The Fair Finance estate will be getting $35 million, making it more likely that long-awaiting creditors will receive their first interim payments this year.

On Thursday, the U.S. bankruptcy judge in Cleveland overseeing the years-long Akron and Indiana financial-scandal case approved a proposed settlement between the trustee and New York-based Fortress Credit Corp.

The parties reached the $35 million settlement in April and announced it in a May court filing, saying it needed final court approval.

The settlement is the largest sum brought into the estate. Trustee Brian Bash said in court records that he hopes to make an interim distribution to thousands of unsecured creditors by the end of the year.

So far, investors have not been repaid any of the money they had put into Fair Finance through the purchase of uninsured investment certificates. The $35 million amounts to about 17 cents on the dollar in the $205 million scandal.

Lawyers involved in the case said they could not comment until the settlement order — while it was granted — was entered into the record. There is no admission of liability, according to court documents.

Fortress ignored warning signs in providing financing to Fair Finance and its Indiana-based owners, which Bash argued enabled the owners to conduct a Ponzi scheme that bilked more than 5,000 Ohio investors.

The owners of Fair Finance, Indianapolis businessmen Tim Durham and James Cochran, along with company executive Rick Snow, are now in federal prison.

Millions more dollars are expected to end up in the Fair Finance estate eventually.
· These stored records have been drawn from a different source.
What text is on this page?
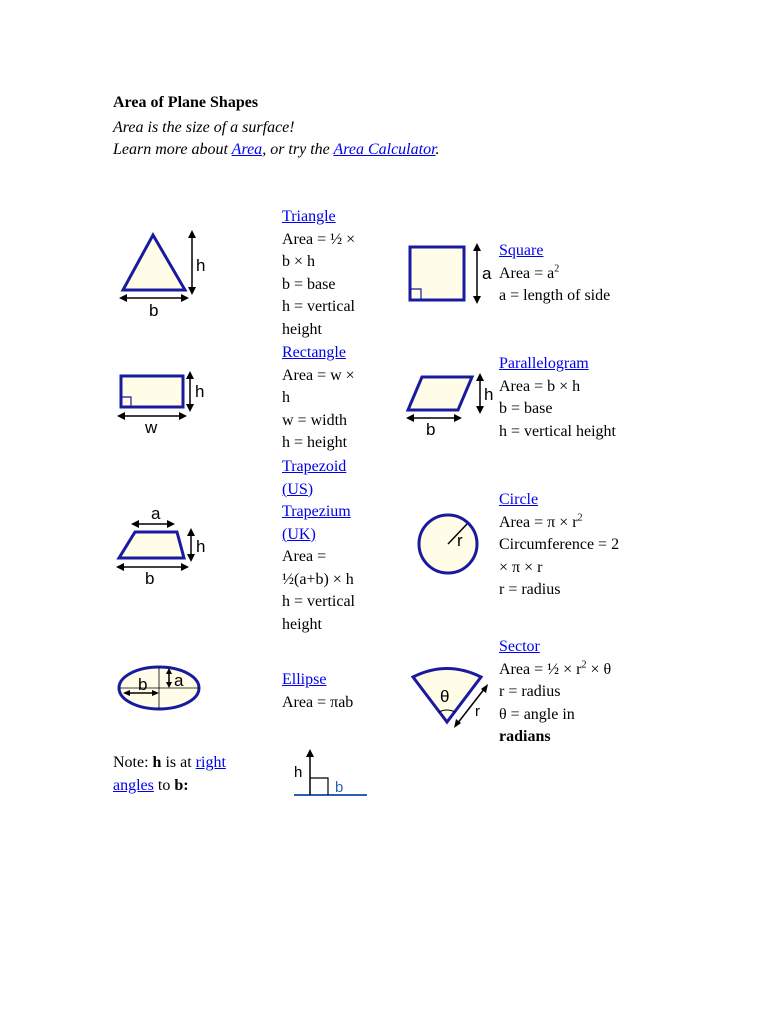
Area of Plane Shapes
Area is the size of a surface!
Learn more about Area, or try the Area Calculator.
h
b
Triangle
Area = ½ ×
b × h
b = base
h = vertical
height
a
Square
Area = $a^2$
a = length of side
h
w
Rectangle
Area = w ×
h
w = width
h = height
h
b
Parallelogram
Area = b × h
b = base
h = vertical height
a
h
b
Trapezoid
(US)
Trapezium
(UK)
Area =
½(a+b) × h
h = vertical
height
r
Circle
Area = $\pi \times r^2$
Circumference = 2
× π × r
r = radius
b a	Ellipse
Area = πab	θ
r
Sector
Area = ½ × $r^2 \times \theta$
r = radius
θ = angle in
radians
Note: h is at right
angles to b:
h
b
On May 29, Bash and comedy movie maker National Lampoon reached a tentative agreement, again subject to court approval, that would have National Lampoon pay $3 million.

On a related matter, the trustee expects a substantial update to his Fair Finance website,, soon to bring investors up to date on numerous issues.

Those matters include acknowledging that creditors have been receiving letters from claims traders offering to buy out creditors’ financial interests in the case.

The trustee will not be able to advise people on what to do; he will neither endorse nor discredit any of the claims traders, a spokeswoman said.

Investors will be advised to review the contracts carefully to understand risks and obligations so they can make informed decisions how to proceed. In some cases, investors would be liable to pay money and legal fees to the claims traders if actual distributions fall short.

Claims trading is a common practice in bankruptcy proceedings, the spokeswoman said.

Fair Finance, which made money in part by processing accounts receivables for other businesses, started as a family-owned business in 1934 in Akron.

The Fair family sold the company to Durham and Cochran in 2002. FBI raids in late November 2009 closed its offices, and the company was forced into bankruptcy in February 2010.